Lines 7-16 execute when the test flag is set to True. This code snippet downloads (or uses the cached) test split of the dataset, batches, and prefetches it.

Lines 21-45 execute when the test flag is set to False. This means that this dataset will be used for training. The code snippet downloads (or uses the cached) train and validation split of the dataset, shuffles, batches, and prefetches it.

The only difference between the two clauses (training and testing) is that we shuffle the training dataset while keeping the testing dataset.

But having the data at hand, loading, batching, and prefetching it is not enough. Primarily because the data looks like this, as shown in Figure 3.

**Figure 3:** Dataset at a glance (source: imdb_reviews).

To make this data usable:

We need to remove the unnecessary characters (standardization)
Tokenize the dataset
Vectorize the tokens

We will follow each of the steps gradually. First, let us see how to standardize the dataset for our purposes.

But what is standardization?
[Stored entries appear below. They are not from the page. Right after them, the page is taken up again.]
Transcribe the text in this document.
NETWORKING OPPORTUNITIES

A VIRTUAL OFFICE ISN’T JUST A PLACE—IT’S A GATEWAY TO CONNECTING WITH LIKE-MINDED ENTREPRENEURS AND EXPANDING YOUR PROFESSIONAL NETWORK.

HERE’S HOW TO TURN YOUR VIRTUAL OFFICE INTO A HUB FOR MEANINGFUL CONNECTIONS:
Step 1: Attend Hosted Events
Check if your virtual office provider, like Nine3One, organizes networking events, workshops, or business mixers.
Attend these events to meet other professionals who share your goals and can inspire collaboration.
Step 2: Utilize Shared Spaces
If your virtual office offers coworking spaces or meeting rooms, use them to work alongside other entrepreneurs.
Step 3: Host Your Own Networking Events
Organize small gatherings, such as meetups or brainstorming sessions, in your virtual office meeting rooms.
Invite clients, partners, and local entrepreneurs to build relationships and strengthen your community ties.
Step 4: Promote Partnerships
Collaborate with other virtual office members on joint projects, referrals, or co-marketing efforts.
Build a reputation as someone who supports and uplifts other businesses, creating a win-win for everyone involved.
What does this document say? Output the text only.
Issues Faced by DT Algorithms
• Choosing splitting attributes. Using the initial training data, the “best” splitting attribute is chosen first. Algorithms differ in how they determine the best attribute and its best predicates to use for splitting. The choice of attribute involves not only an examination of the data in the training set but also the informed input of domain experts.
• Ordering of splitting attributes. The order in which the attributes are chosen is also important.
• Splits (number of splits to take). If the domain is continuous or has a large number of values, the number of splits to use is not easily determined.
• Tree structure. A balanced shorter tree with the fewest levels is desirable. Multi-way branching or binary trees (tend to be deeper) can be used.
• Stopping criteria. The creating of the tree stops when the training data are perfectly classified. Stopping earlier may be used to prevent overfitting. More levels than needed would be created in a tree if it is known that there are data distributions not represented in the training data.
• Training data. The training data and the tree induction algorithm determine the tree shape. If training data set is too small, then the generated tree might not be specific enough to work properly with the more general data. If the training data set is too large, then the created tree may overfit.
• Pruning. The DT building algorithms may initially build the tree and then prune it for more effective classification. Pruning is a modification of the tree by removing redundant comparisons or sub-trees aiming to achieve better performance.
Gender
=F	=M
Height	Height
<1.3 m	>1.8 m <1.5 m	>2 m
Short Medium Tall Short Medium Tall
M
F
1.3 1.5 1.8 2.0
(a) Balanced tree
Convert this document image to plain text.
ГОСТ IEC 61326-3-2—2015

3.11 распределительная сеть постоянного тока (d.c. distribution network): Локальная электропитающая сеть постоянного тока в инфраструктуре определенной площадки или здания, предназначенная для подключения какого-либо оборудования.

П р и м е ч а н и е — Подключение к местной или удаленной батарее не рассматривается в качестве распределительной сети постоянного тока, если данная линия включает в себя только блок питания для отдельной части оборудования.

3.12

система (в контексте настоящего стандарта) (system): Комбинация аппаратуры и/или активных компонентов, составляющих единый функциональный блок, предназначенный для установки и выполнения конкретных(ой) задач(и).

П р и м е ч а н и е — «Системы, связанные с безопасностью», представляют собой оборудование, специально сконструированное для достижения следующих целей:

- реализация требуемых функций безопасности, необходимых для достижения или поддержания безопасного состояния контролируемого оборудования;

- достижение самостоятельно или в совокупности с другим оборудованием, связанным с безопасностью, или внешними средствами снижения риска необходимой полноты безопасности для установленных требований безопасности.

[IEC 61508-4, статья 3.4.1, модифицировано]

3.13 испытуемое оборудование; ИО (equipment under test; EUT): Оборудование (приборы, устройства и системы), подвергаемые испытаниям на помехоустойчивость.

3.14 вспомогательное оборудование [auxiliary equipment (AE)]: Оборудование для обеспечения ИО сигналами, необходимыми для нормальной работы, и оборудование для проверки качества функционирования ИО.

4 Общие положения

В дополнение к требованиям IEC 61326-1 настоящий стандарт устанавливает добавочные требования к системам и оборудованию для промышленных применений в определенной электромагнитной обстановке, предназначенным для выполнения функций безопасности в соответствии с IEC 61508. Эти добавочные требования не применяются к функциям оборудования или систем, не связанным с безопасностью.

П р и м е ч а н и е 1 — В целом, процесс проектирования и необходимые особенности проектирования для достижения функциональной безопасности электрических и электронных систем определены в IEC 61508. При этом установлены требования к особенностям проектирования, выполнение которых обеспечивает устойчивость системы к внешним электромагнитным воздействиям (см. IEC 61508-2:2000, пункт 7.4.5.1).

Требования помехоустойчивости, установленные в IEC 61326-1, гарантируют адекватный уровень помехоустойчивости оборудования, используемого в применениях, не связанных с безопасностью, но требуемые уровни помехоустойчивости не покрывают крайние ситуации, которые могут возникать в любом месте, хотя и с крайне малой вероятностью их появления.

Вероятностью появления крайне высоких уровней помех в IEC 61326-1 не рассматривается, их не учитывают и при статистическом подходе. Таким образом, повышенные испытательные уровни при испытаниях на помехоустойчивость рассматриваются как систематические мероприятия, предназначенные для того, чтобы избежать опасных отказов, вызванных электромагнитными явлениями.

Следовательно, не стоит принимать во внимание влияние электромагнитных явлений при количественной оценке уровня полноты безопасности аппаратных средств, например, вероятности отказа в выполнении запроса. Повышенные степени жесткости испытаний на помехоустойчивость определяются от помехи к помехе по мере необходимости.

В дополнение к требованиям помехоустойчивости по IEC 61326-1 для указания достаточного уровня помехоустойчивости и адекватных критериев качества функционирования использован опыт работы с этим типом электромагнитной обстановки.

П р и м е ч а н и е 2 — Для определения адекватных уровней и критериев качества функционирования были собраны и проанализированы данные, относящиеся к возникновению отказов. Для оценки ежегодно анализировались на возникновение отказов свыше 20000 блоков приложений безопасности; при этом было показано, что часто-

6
It removes unnecessary punctuations and HTML tags from the text corpus. It is a pre-processing step that is very important in any text data pipeline.

We create a custom standardization function in the standardization.py file.

# import the necessary packages
import tensorflow as tf
import string
import re

def custom_standardization(inputData):
	# transform everything to lowercase
	lowercase = tf.strings.lower(inputData)

	# strip off the html break point and punctuations and return it
	strippedHtml = tf.strings.regex_replace(lowercase, "<br />", " ")
	strippedPunctuation = tf.strings.regex_replace(strippedHtml,
		f"[{re.escape(string.punctuation)}]", "")
	return strippedPunctuation

On Lines 2-4, we import the necessary packages needed.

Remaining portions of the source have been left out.